Emergency Medicine Residents at the Korle Bu Teaching Hospital (KBTH) have responded sharply to the hospital management’s recent statements regarding the surge in patient admissions, emphasizing that the crisis reflects systemic failures rather than isolated institutional issues.
In a press release issued Monday, the residents stressed that video footage showing patients treated on the floor during surges is “authentic” and not a result of media exaggeration. “When the surge in patients exhausted all available beds, chairs were provided. When those chairs were also exhausted, patients had no option but to receive care on the floor,” the statement said.
The residents criticized KBTH management’s focus on the procurement of 200 beds, arguing that such measures alone cannot address the crisis. “Beds without functional oxygen points, airway equipment, monitoring tools, adequate floor space, and sufficient nursing and physician staffing ratios do not improve care.

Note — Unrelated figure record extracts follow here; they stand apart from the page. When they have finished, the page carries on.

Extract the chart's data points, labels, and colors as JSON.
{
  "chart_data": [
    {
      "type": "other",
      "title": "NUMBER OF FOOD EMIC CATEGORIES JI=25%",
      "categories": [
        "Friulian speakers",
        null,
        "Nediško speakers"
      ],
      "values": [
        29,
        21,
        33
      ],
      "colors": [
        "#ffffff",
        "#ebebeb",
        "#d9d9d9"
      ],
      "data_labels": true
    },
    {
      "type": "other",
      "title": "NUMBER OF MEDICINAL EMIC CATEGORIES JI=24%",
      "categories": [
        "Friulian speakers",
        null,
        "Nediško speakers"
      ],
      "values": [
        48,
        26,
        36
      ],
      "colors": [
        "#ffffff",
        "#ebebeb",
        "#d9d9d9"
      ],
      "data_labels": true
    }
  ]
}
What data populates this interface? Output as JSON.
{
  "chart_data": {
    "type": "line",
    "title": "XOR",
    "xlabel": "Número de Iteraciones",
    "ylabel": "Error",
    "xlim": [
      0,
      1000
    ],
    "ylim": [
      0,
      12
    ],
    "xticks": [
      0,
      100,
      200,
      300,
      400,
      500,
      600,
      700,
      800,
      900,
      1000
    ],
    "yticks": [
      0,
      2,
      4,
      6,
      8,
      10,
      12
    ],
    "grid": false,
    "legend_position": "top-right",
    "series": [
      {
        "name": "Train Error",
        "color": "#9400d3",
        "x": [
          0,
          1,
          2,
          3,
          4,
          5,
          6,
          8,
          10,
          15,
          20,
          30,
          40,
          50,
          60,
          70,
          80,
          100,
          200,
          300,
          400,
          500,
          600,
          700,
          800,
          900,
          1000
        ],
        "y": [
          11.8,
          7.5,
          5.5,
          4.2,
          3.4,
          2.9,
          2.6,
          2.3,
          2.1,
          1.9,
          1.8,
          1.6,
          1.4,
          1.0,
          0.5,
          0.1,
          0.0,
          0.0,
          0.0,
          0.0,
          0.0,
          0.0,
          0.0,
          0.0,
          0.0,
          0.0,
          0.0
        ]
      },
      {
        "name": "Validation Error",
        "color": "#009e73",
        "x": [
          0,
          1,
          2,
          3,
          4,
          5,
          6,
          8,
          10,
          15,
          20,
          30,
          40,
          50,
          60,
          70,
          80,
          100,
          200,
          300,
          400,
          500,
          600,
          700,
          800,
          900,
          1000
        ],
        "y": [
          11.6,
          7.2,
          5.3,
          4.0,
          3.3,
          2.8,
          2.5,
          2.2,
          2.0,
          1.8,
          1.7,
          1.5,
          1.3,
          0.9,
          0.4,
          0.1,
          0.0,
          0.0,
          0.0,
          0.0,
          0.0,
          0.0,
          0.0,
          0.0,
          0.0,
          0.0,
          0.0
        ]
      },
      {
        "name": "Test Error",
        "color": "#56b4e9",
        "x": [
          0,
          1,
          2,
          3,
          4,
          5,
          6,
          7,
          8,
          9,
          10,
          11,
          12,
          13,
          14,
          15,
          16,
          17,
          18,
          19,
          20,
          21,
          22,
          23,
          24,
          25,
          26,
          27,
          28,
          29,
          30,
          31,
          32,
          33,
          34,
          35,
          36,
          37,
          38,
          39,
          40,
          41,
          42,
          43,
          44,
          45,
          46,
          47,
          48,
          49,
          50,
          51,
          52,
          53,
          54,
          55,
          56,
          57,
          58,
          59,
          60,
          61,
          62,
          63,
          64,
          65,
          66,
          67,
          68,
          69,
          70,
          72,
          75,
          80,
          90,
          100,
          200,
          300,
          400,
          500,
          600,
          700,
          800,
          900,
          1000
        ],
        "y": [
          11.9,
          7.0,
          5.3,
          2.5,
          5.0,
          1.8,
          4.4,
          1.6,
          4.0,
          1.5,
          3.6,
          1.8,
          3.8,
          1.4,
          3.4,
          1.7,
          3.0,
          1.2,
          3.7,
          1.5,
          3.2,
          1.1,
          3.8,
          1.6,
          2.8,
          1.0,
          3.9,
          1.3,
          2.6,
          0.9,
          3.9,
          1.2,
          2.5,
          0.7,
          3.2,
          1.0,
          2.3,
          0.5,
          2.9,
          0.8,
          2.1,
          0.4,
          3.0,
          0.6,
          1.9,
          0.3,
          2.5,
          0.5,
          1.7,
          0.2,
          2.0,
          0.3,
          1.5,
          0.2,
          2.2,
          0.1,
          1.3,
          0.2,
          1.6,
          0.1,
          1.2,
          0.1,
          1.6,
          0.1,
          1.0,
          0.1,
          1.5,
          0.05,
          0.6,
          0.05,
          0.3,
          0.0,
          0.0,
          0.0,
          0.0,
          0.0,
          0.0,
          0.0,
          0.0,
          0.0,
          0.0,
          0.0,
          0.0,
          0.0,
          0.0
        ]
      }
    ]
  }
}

They congest an already overwhelmed space,” the statement noted.
Highlighting broader national challenges, the residents described the situation as a “symptom of a fractured national emergency response system,” citing dysfunctional referral pathways, absent pre-hospital coordination, and the lack of a real-time national bed-tracking system.
The statement concluded with a call for systemic reform: “We do not call for more beds in hallways. We call for a strengthened national healthcare grid… The crisis is real. And the response must be equally real.”
The residents urged both KBTH management and the Ministry of Health to move beyond PR-focused responses and commit to transparent, systemic solutions to the emergency care challenges facing Ghana.